Die Regierung hatte sich in den vergangenen Monaten immer wieder überworfen. Etliche Themen entzweiten die ungleichen Partner: etwa die von der Lega geforderte Autonomie für einige Regionen oder der von den Sternen geforderte Mindestlohn. Bislang bekam die Koalition immer wieder die Kurve. Sie stellt die 65. Regierung seit Gründung der italienischen Republik und ist seit Juni 2018 im Amt. Eine Regierungskrise im August ist auch für das an wechselnde Regierungen gewöhnte Italien etwas Neues – das ganze Land ist im Urlaub oder auf dem Weg in die Ferien.

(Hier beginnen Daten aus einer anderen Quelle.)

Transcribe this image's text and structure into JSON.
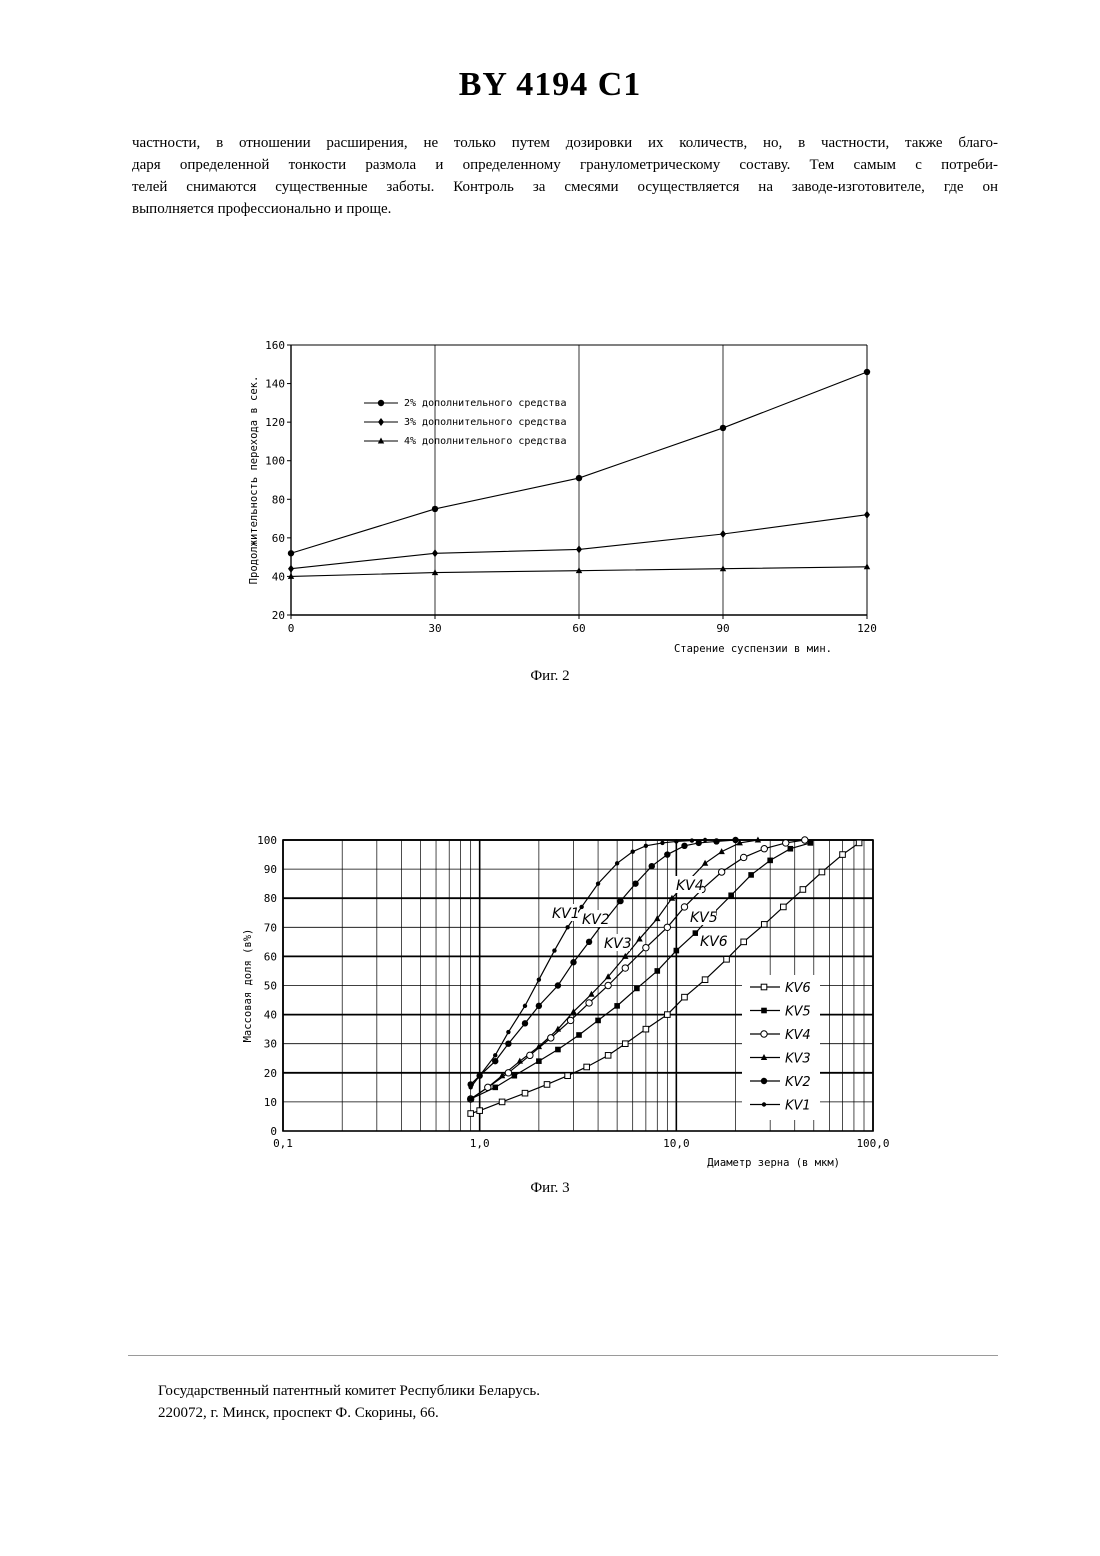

Salvini gilt seit Beginn als starker Mann der Allianz. Umfragen sehen seine Partei auf einem Rekordhoch um die 37 Prozent. Von einer Neuwahl würde er am meisten profitieren. Und die wird immer wahrscheinlicher – auch wenn nicht ausgemacht ist, dass es dazu kommt.
Staatspräsident Sergio Mattarella dürfte bei einem Rücktritt der Regierung erst mit den Parteien sondieren, ob eine andere Mehrheit im Parlament zustande kommt. Und die Sterne stellen trotz des Tiefs in den Umfragewerten immer noch die meisten Abgeordneten im Parlament.
Auf das Zerwürfnis der beiden Parteien waren am Donnerstag hochrangige Treffen in Rom gefolgt. Medienberichten zufolge kam Sterne-Anführer Luigi Di Maio zum Amtssitz des Ministerpräsidenten. Dieser wiederum wurde anschließend von Staatspräsident Mattarella empfangen, wie die Nachrichtenagentur Ansa berichtete. Bei dem einstündigen Treffen soll es demnach aber weder um einen möglichen Rücktritt des Premiers noch um die Eröffnung einer Regierungskrise gegangen sein.
Medien hatten zuvor geschrieben, dass Salvini von Conte in einer Art Ultimatum eine Umbildung des Kabinetts gefordert haben soll und möglicherweise auch eine Änderung des Koalitionsvertrags. Es wehe ein „Wind der Krise“, schrieb die Tageszeitung Corriere della Sera. „Mein Eindruck ist, dass Salvini unverschämte Forderungen erhebt, die die Fünf-Sterne-Bewegung schlicht nicht akzeptieren kann, sodass die Fünf-Sterne-Bewegung – nicht die Lega – den Stecker zieht“, sagte Francesco Galietti von der Denkfabrik Policy Solar.
Salvini wollte am Donnerstagabend seine geplante Sommertour in Pescara an der Adria-Küste fortsetzen. „In der Hoffnung, dass in der Zwischenzeit keine komischen Sachen passieren“, hatte er zuvor noch gesagt.